Lihat ke Halaman Asli

Ulah DPR: Jika Profesi di Tangan Kasta yang Salah

Diperbarui: 26 Juni 2015   06:57

Kompasiana adalah platform blog. Konten ini menjadi tanggung jawab bloger dan tidak mewakili pandangan redaksi Kompas.

Filsafat. Sumber ilustrasi: PEXELS/Wirestock

Sistem sosial berdasarkan kasta (brahmana, ksatria, waisya, dan sudra) di kalangan umat Hindu sudah lama digugat akibat pemahaman yang salah tentang esensi dan  praktiknya. Pemahaman lama tentang kasta adalah bahwa jika seseorang terlahir dari keluarga ksatria, maka si anak tersebut adalah seorang ksatria. Sebaliknya, jika seorang wanita  sudra melahirkan, maka anaknya adalah sudra. Dengan pemahaman seperti itu jelas tersirat bahwa kasta adalah penggolongan  status sosial.  Sayangnya, dengan pemahaman seperti itu esensi dan fungsi kasta (warna)  tidak empirik  di dalam peradaban manusia dari masa ke masa.

Mengingat fakta sejarah tidak memberi bukti empiris tentang fungsi kasta bagi manusia maka kasta bukanlah golongan status sosial lahir, melainkan golongan (warna) manusia berdasarkan watak/tabiat/(bakat?) yang dibawanya saat lahir. Konsep kasta yang terakhir ini cocok dengan temuan sains tentang gen (faktor pengatur sifat). Jadi, brahmana bukanlah status   orang yang berprofesi/melakoni pekerjaan guru/pendeta/resi/ulama/biksu, melainkan sebutan warna seseorang yang memiliki kepribadian/watak/tabiat sebagaimana layaknyanya seorang guru/resi/pendeta/ulama yang cerdas, tenang, bijak.

Dengan pengertian terakhir ini, maka boleh jadi seorang sudra terlahir dari rahim keluarga ksatria atau brahmana. Sebaliknya seorang brahmana  lahir di dalam keluarga waisya atau sudra. Fakta menujukkan, tidak sedikit keluarga terhormat, terpandang, dan terdidik melahirkan anak yang selalu berbuat onar dengan melakukan berbagai perbuatan tercela.  Sebaliknya, banyak pula keluarga petani (dalam sistem kasta digolongkan waisya) melahirkan putra-putri terbaik bagi masyarakatnya (tingkat desa, kabupaten, provinsi, bahkan negara).

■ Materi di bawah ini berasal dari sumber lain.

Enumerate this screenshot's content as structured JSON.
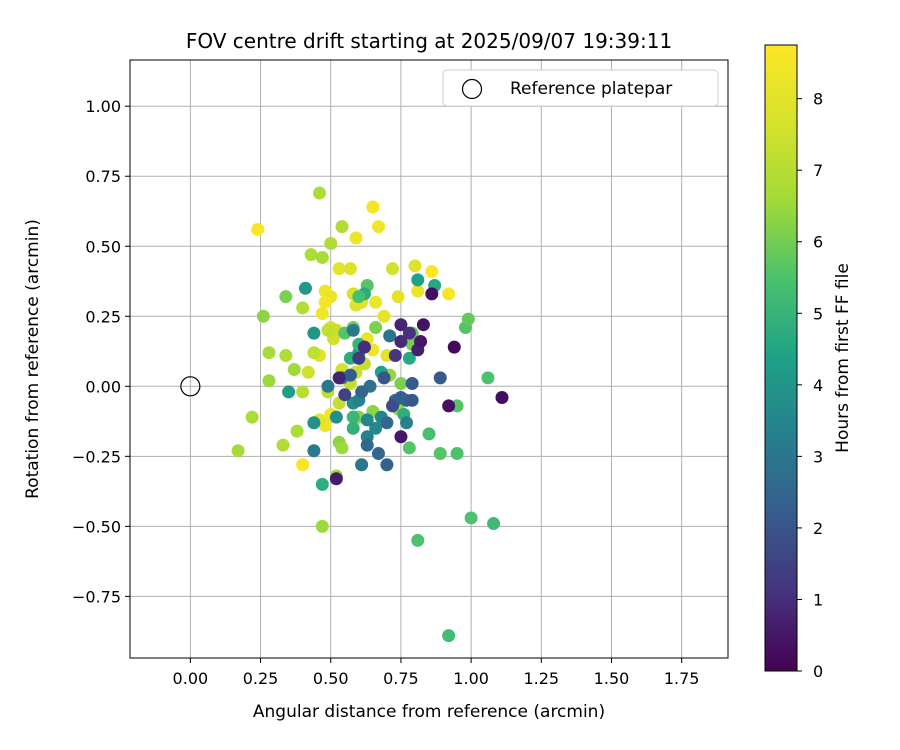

Bagaimana dengan anggota DPR kita? Di lihat dari fungsi lembaganya (legeslasi, anggaran dan kontrol) maka pekerjaan sebagai anggota DPR dapat digolongkan sebagai pekerjaan ksatria. Ksatria  adalah sosok  pribadi yang berkarakter tegas, berani, tanpa pamrih, jujur, dan adil. Apakah ciri-ciri ksatria terlihat pada  anggota-anggota DPR kita? Mungkin ada pada sebagian kecil anggota, tetapi kebanyakan tidak  (setidaknya, itu yang acap muncul). DPR kita lebih banyak dihuni oleh pribadi-pribadi yang lebih cocok  berprofesi pedagang/petani/nelayan (pribadi waisya) atau buruh/kuli/jongos (pribadi sudra).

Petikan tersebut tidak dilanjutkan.